3. Error handling policy

Strf does not throw exceptions. When there is something wrong, the usual approach is the library to print the replacement character , or the question mark when the encoding can’t represent it. There are two situations when this can happen: when using the tr-string and when converting a string from one encoding to another ( see charset conversion ). In addition, for each of these cases there is a facet category (tr_error_notifier_c and invalid_seq_notifier_c) that enables you to specify a callback that is called in the error events, which can thus throw an exception if you want.

4. What’s next ?

The quick reference should explain most of things you need know about the library. This is the document you will probably use most of the time.
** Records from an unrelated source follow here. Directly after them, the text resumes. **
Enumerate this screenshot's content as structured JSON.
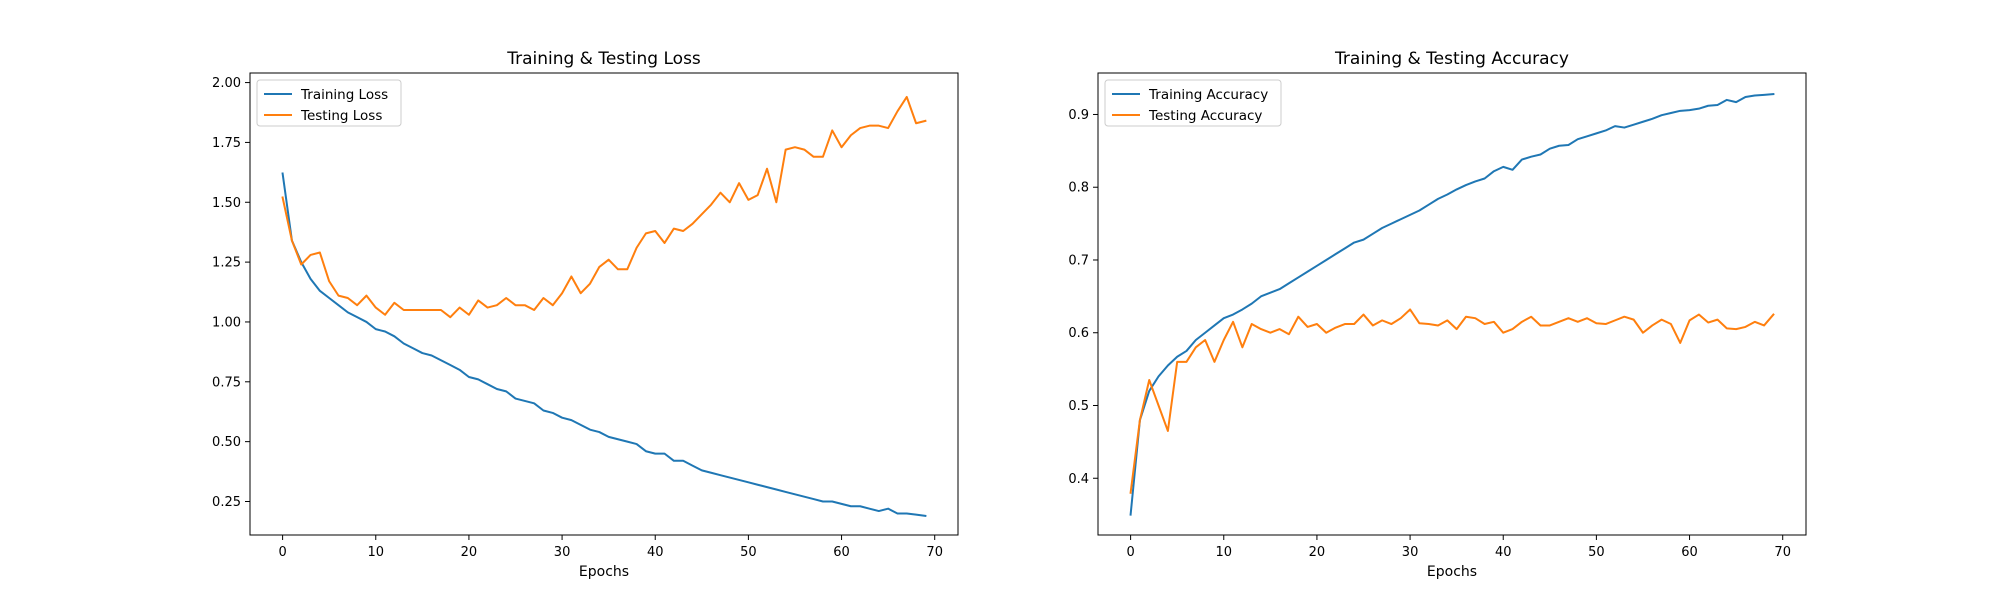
{
  "chart_data": [
    {
      "type": "line",
      "title": "Training & Testing Loss",
      "xlabel": "Epochs",
      "ylabel": "",
      "xlim": [
        -3.5,
        72.5
      ],
      "ylim": [
        0.11,
        2.04
      ],
      "xticks": [
        0,
        10,
        20,
        30,
        40,
        50,
        60,
        70
      ],
      "xtick_labels": [
        "0",
        "10",
        "20",
        "30",
        "40",
        "50",
        "60",
        "70"
      ],
      "yticks": [
        0.25,
        0.5,
        0.75,
        1.0,
        1.25,
        1.5,
        1.75,
        2.0
      ],
      "ytick_labels": [
        "0.25",
        "0.50",
        "0.75",
        "1.00",
        "1.25",
        "1.50",
        "1.75",
        "2.00"
      ],
      "grid": false,
      "legend_position": "top-left",
      "series": [
        {
          "name": "Training Loss",
          "color": "#1f77b4",
          "values": [
            1.62,
            1.34,
            1.25,
            1.18,
            1.13,
            1.1,
            1.07,
            1.04,
            1.02,
            1.0,
            0.97,
            0.96,
            0.94,
            0.91,
            0.89,
            0.87,
            0.86,
            0.84,
            0.82,
            0.8,
            0.77,
            0.76,
            0.74,
            0.72,
            0.71,
            0.68,
            0.67,
            0.66,
            0.63,
            0.62,
            0.6,
            0.59,
            0.57,
            0.55,
            0.54,
            0.52,
            0.51,
            0.5,
            0.49,
            0.46,
            0.45,
            0.45,
            0.42,
            0.42,
            0.4,
            0.38,
            0.37,
            0.36,
            0.35,
            0.34,
            0.33,
            0.32,
            0.31,
            0.3,
            0.29,
            0.28,
            0.27,
            0.26,
            0.25,
            0.25,
            0.24,
            0.23,
            0.23,
            0.22,
            0.21,
            0.22,
            0.2,
            0.2,
            0.195,
            0.19
          ]
        },
        {
          "name": "Testing Loss",
          "color": "#ff7f0e",
          "values": [
            1.52,
            1.34,
            1.24,
            1.28,
            1.29,
            1.17,
            1.11,
            1.1,
            1.07,
            1.11,
            1.06,
            1.03,
            1.08,
            1.05,
            1.05,
            1.05,
            1.05,
            1.05,
            1.02,
            1.06,
            1.03,
            1.09,
            1.06,
            1.07,
            1.1,
            1.07,
            1.07,
            1.05,
            1.1,
            1.07,
            1.12,
            1.19,
            1.12,
            1.16,
            1.23,
            1.26,
            1.22,
            1.22,
            1.31,
            1.37,
            1.38,
            1.33,
            1.39,
            1.38,
            1.41,
            1.45,
            1.49,
            1.54,
            1.5,
            1.58,
            1.51,
            1.53,
            1.64,
            1.5,
            1.72,
            1.73,
            1.72,
            1.69,
            1.69,
            1.8,
            1.73,
            1.78,
            1.81,
            1.82,
            1.82,
            1.81,
            1.88,
            1.94,
            1.83,
            1.84
          ]
        }
      ]
    },
    {
      "type": "line",
      "title": "Training & Testing Accuracy",
      "xlabel": "Epochs",
      "ylabel": "",
      "xlim": [
        -3.5,
        72.5
      ],
      "ylim": [
        0.322,
        0.957
      ],
      "xticks": [
        0,
        10,
        20,
        30,
        40,
        50,
        60,
        70
      ],
      "xtick_labels": [
        "0",
        "10",
        "20",
        "30",
        "40",
        "50",
        "60",
        "70"
      ],
      "yticks": [
        0.4,
        0.5,
        0.6,
        0.7,
        0.8,
        0.9
      ],
      "ytick_labels": [
        "0.4",
        "0.5",
        "0.6",
        "0.7",
        "0.8",
        "0.9"
      ],
      "grid": false,
      "legend_position": "top-left",
      "series": [
        {
          "name": "Training Accuracy",
          "color": "#1f77b4",
          "values": [
            0.35,
            0.48,
            0.52,
            0.54,
            0.555,
            0.567,
            0.575,
            0.59,
            0.6,
            0.61,
            0.62,
            0.625,
            0.632,
            0.64,
            0.65,
            0.655,
            0.66,
            0.668,
            0.676,
            0.684,
            0.692,
            0.7,
            0.708,
            0.716,
            0.724,
            0.728,
            0.736,
            0.744,
            0.75,
            0.756,
            0.762,
            0.768,
            0.776,
            0.784,
            0.79,
            0.797,
            0.803,
            0.808,
            0.812,
            0.822,
            0.828,
            0.824,
            0.838,
            0.842,
            0.845,
            0.853,
            0.857,
            0.858,
            0.866,
            0.87,
            0.874,
            0.878,
            0.884,
            0.882,
            0.886,
            0.89,
            0.894,
            0.899,
            0.902,
            0.905,
            0.906,
            0.908,
            0.912,
            0.913,
            0.92,
            0.917,
            0.924,
            0.926,
            0.927,
            0.928
          ]
        },
        {
          "name": "Testing Accuracy",
          "color": "#ff7f0e",
          "values": [
            0.38,
            0.48,
            0.535,
            0.5,
            0.465,
            0.56,
            0.56,
            0.58,
            0.59,
            0.56,
            0.59,
            0.615,
            0.58,
            0.612,
            0.605,
            0.6,
            0.605,
            0.598,
            0.622,
            0.608,
            0.612,
            0.6,
            0.607,
            0.612,
            0.612,
            0.625,
            0.61,
            0.617,
            0.612,
            0.62,
            0.632,
            0.613,
            0.612,
            0.61,
            0.617,
            0.605,
            0.622,
            0.62,
            0.612,
            0.615,
            0.6,
            0.605,
            0.615,
            0.622,
            0.61,
            0.61,
            0.615,
            0.62,
            0.615,
            0.62,
            0.613,
            0.612,
            0.617,
            0.622,
            0.618,
            0.6,
            0.61,
            0.618,
            0.612,
            0.586,
            0.617,
            0.625,
            0.614,
            0.618,
            0.606,
            0.605,
            0.608,
            0.615,
            0.61,
            0.625
          ]
        }
      ]
    }
  ]
}
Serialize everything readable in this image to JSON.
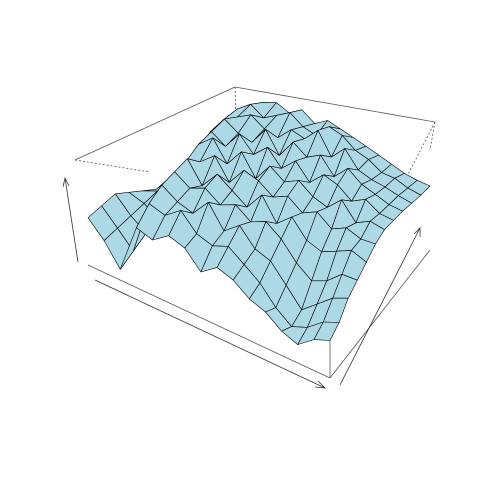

For more specific things, there are the header references:

`<strf/outbuff.hpp>`	This is lighweight header can be used in freestanding environments and is the cornerstone of library. All other headers include it.
`<strf.hpp>`	Defines most of the library, including the main usage syntax , all printable types and all facets.
`<strf/to_string.hpp>`	Provides utilities to write to `std::basic_string`. Includes `<strf.hpp>`.
`<strf/to_streambuf.hpp>`	Provides utilities to write to `std::basic_streambuf`. Includes `<strf.hpp>`.
`<strf/to_cfile.hpp>`	Provides utilities to write to `FILE*`. Includes `<strf.hpp>`.